A short nursing session may feel like a relief, but this is not exactly the case. If a baby does not feed during the let-down phase, it will not get the hindmilk. Hindmilk is important for a few reasons, but the main one is that hindmilk has a higher fat content than normal breastmilk which contributes to a baby’s early development.

Now, while this may convince you that a longer nursing session is better, this is not always the case. For example, if you notice that your baby is nursing for upwards of an hour, this can actually be a cause for concern. If your baby needs nursing for over an hour in one session, contact your doctor to assess what the issue might be.

A nursing session should never be on the extremes of either side. If a nursing session is too short -or too long- it can be a sign that your baby is not getting enough milk.

Let the baby take control

As a new mother, your instinct may be to guide your baby on their nursing journey. While this may be helpful at times, it’s actually a good idea to let your baby set the nursing schedule. This will help your baby understand the concept of latching, and can begin to establish a nursing routine for you to follow as well.

When to call a doctor

Sometimes nursing does not always go well, and we understand this can be concerning. This is why we’ve created a simple list for you to look at in order to determine whether or not you may need to consult with your doctor.

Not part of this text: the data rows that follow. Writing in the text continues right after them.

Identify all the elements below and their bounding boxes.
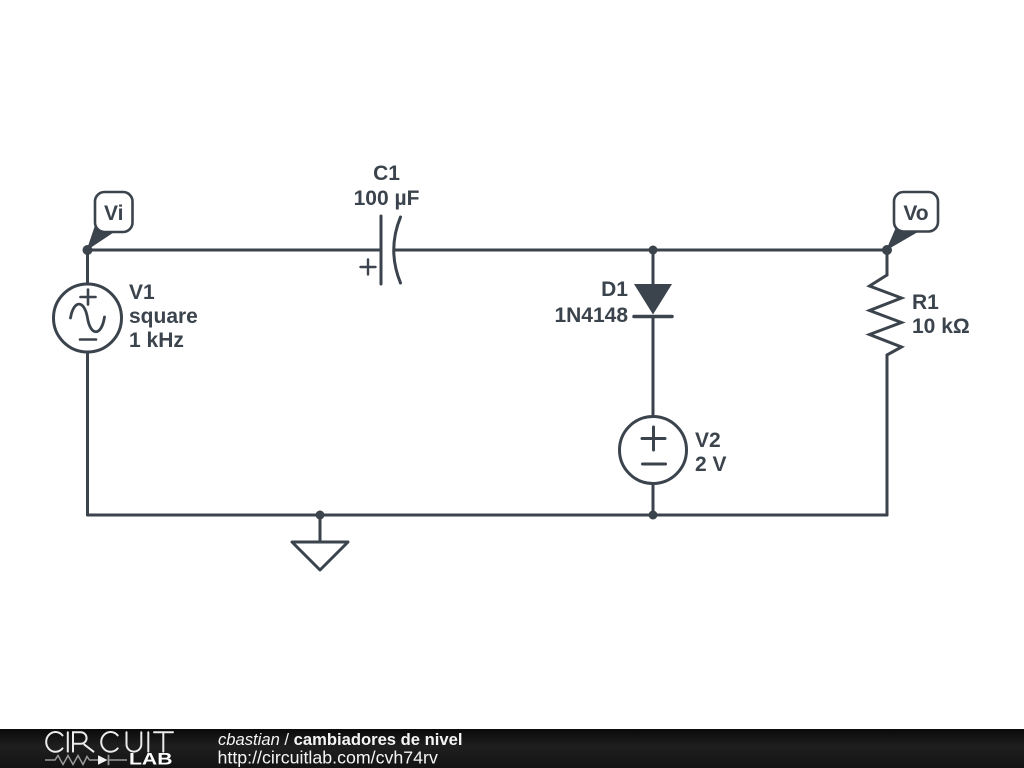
wire top-right horizontal (C1 right plate to Vo node) — [394, 249, 887, 252]
wire ground stub — [319, 515, 322, 542]
junction dot at V2 bottom node — [649, 511, 658, 520]
logo resistor-diode squiggle — [45, 755, 127, 765]
wire bottom rail — [88, 514, 888, 517]
wire right rail lower (R1 bottom to bottom rail) — [886, 355, 889, 515]
wire left rail lower (V1 bottom to bottom rail) — [86, 352, 89, 515]
svg-text:V1: V1 — [129, 281, 155, 304]
node flag Vi — [83, 192, 133, 255]
label C1 100 uF — [354, 162, 420, 210]
wire middle vertical (D1 cathode to V2 top) — [652, 317, 655, 417]
label V2 2 V — [695, 429, 727, 476]
svg-text:1N4148: 1N4148 — [554, 304, 628, 327]
capacitor C1 — [361, 216, 401, 284]
voltage source V1 — [54, 284, 122, 352]
svg-text:LAB: LAB — [129, 751, 173, 768]
node flag Vo — [882, 192, 938, 255]
CircuitLab logo wordmark CIRCUIT — [46, 732, 173, 752]
resistor R1 — [870, 275, 902, 355]
logo diode triangle — [98, 755, 108, 765]
svg-text:V2: V2 — [695, 429, 721, 452]
svg-text:cbastian / cambiadores de nive: cbastian / cambiadores de nivel — [218, 730, 462, 749]
label D1 1N4148 — [554, 278, 628, 327]
voltage source V2 — [620, 417, 687, 484]
wire top-left horizontal (Vi node to C1 left plate) — [88, 249, 382, 252]
svg-text:Vo: Vo — [903, 202, 928, 225]
wire right rail upper (Vo node to R1 top) — [886, 250, 889, 275]
svg-text:10 kΩ: 10 kΩ — [912, 315, 970, 338]
svg-text:http://circuitlab.com/cvh74rv: http://circuitlab.com/cvh74rv — [218, 748, 438, 768]
junction dot at D1 top node — [649, 246, 658, 255]
svg-text:2 V: 2 V — [695, 453, 727, 476]
label R1 10 kOhm — [912, 291, 970, 338]
svg-text:1 kHz: 1 kHz — [129, 329, 184, 352]
wire middle vertical upper (top rail to D1 anode) — [652, 250, 655, 284]
footer bar — [0, 729, 1024, 768]
svg-text:D1: D1 — [601, 278, 628, 301]
wire middle vertical lower (V2 bottom to bottom rail) — [652, 483, 655, 515]
svg-text:Vi: Vi — [104, 202, 123, 225]
svg-text:C1: C1 — [373, 162, 400, 185]
wire left rail upper (Vi node to V1 top) — [86, 250, 89, 284]
svg-text:square: square — [129, 305, 198, 328]
diode D1 — [634, 284, 672, 317]
svg-text:R1: R1 — [912, 291, 939, 314]
junction dot at ground node — [316, 511, 325, 520]
label V1 square 1 kHz — [129, 281, 198, 352]
svg-text:100 µF: 100 µF — [354, 187, 420, 210]
ground symbol — [292, 542, 348, 570]
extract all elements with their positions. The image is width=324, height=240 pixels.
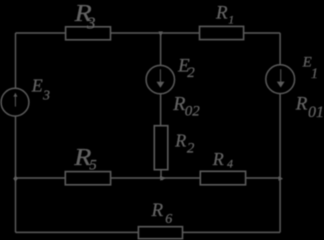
svg-text:01: 01 (308, 104, 324, 121)
source E2 arrow (down) (160, 69, 161, 82)
svg-text:R: R (215, 3, 228, 24)
junction node top (E2 branch / top wire) (158, 32, 163, 36)
resistor R2 (154, 126, 168, 170)
junction node right (right wire / middle wire) (279, 176, 284, 181)
svg-text:R: R (174, 131, 186, 151)
source E1 circle (266, 65, 295, 94)
svg-text:R: R (212, 149, 224, 169)
svg-text:R: R (295, 93, 308, 114)
svg-text:02: 02 (185, 104, 201, 120)
svg-text:1: 1 (228, 12, 234, 26)
svg-text:E: E (31, 75, 43, 95)
junction node R2 bottom (160, 176, 165, 181)
svg-text:2: 2 (187, 65, 195, 81)
svg-text:5: 5 (89, 158, 97, 174)
resistor R4 (200, 171, 245, 185)
svg-text:3: 3 (86, 14, 96, 33)
resistor R3 (66, 27, 111, 40)
svg-text:2: 2 (187, 140, 195, 156)
wire left (15, 33, 17, 232)
svg-text:1: 1 (311, 66, 318, 82)
wire bottom (16, 231, 281, 233)
source E3 circle (1, 88, 29, 116)
source E2 circle (146, 65, 174, 93)
svg-text:R: R (151, 200, 164, 221)
wire middle branch (160, 33, 162, 178)
svg-text:R: R (172, 93, 185, 115)
svg-text:4: 4 (227, 157, 233, 171)
resistor R1 (200, 26, 244, 39)
source E3 arrow (up) (15, 96, 16, 106)
resistor R6 (138, 227, 182, 239)
wire middle horizontal (16, 177, 280, 179)
wire right (279, 33, 281, 232)
source E1 arrow (down) (280, 69, 281, 82)
resistor R5 (65, 172, 110, 185)
wire top (16, 32, 281, 34)
junction node left (left wire / middle wire) (13, 176, 18, 181)
svg-text:3: 3 (42, 88, 50, 103)
svg-text:6: 6 (165, 212, 172, 227)
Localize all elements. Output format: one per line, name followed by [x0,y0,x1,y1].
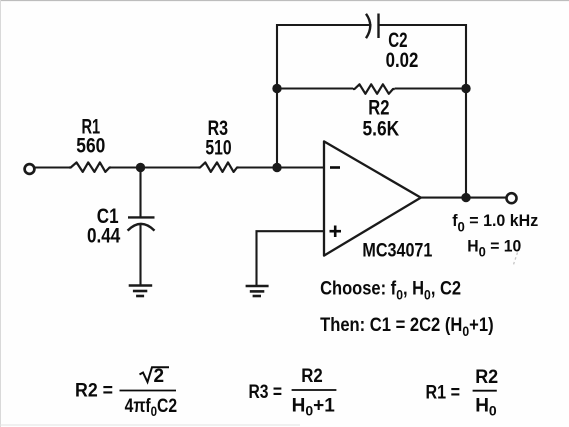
wire: op-amp output to node E [421,197,466,199]
resistor R3 [199,162,239,172]
resistor R1 [69,162,111,172]
wire: C1 to ground [139,224,141,286]
capacitor C2 [366,14,379,39]
node D (R2 right junction) [461,84,470,93]
formula: R1 = R2 / H0 [426,367,499,419]
svg-text:MC34071: MC34071 [362,241,432,262]
svg-text:R3 =: R3 = [249,382,283,403]
label: MC34071 [362,241,432,262]
scan edge bottom line [0,424,300,426]
input terminal [25,164,35,174]
label: C1 0.44 [87,205,121,247]
wire: node E to output terminal [466,197,506,199]
label: C2 0.02 [386,29,419,72]
svg-text:5.6K: 5.6K [363,118,400,141]
svg-text:Choose: f0, H0, C2: Choose: f0, H0, C2 [320,279,461,303]
wire: R2 left lead [277,87,353,89]
wire: node B to op-amp inverting input [277,166,324,168]
formula: R3 = R2 / (H0+1) [249,366,337,418]
label: H0 = 10 [467,236,521,259]
svg-text:R2 =: R2 = [75,381,113,402]
wire: non-inverting input [257,231,325,285]
svg-text:R2: R2 [301,366,323,387]
label: Then C1 = 2C2 (H0+1) [320,315,494,339]
op-amp U1 [324,141,421,255]
svg-text:R2: R2 [368,97,389,120]
svg-text:510: 510 [205,137,231,160]
wire: input to R1 [35,166,70,168]
ground (non-inverting input) [246,286,269,296]
svg-text:0.02: 0.02 [386,49,419,72]
wire: top feedback right segment [379,24,467,26]
wire: node A to R3 [141,166,199,168]
scan edge left line [0,0,2,427]
scan edge top line [0,0,569,2]
capacitor C1 [128,217,155,230]
svg-text:2: 2 [154,366,165,387]
wire: node A down to C1 [139,168,141,218]
label: R3 510 [205,117,231,160]
svg-text:0.44: 0.44 [87,225,121,248]
wire: R2 right lead [395,87,466,89]
scan scratch mark below H0 = 10 [513,253,518,267]
wire: R3 to node B [239,166,278,168]
svg-text:H0+1: H0+1 [292,395,336,418]
label: f0 = 1.0 kHz [452,211,538,235]
ground (C1) [129,286,153,297]
svg-text:R2: R2 [475,367,498,388]
output terminal [507,193,517,203]
node C (R2 left junction) [272,84,281,93]
node E (output junction) [461,193,470,202]
svg-text:560: 560 [76,134,105,157]
formula: R2 = sqrt(2) / (4 pi f0 C2) [75,366,177,419]
node B (junction at inverting input) [272,163,281,172]
svg-text:R1 =: R1 = [426,382,461,403]
resistor R2 [353,84,395,94]
label: R2 5.6K [363,97,400,141]
wire: node B up to top feedback rail [276,24,278,168]
label: R1 560 [76,116,105,158]
wire: top feedback left segment [276,24,372,26]
label: Choose f0, H0, C2 [320,279,461,303]
node A (junction R1 / R3 / C1) [136,163,145,172]
wire: right feedback vertical [465,24,467,198]
wire: R1 to node A [111,166,141,168]
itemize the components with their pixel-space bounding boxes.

Here are some common reasons for reaching out to a doctor for nursing related issues:

  • If your baby is sleeping too often during nursing, ask your doctor about it.
  • When a baby is irrational after a nursing session (crying), chances are there can be an issue.
  • Over long or short nursing times.
  • If the nursing session never seems to go well, or if your baby has trouble latching, it might be time to call a doctor to assess what the issue is.

Nursing is a vital part of a baby’s early development, and although there can be variations in how a baby takes to nursing, it’s best to talk to your doctor if you have any undue concerns.

Recap

There’s quite a lot of information in this guide, but we’ve broken it down for you so you can use it as a reference when it comes to nursing your baby. Despite the stress, you and your infant will soon settle into a healthy routine with nursing and it’ll become a great time for you to bond with your baby.

What nurse time really comes down to is simple. If a baby is younger, make sure that you nurse your baby frequently, and for longer intervals. As your baby grows a bit older, you’ll want to slowly reduce nursing, while supplementing breastfeeding with a solid diet.

Babies do vary from the standard, but if you are ever unduly concerned, contact your doctor who will be able to help you.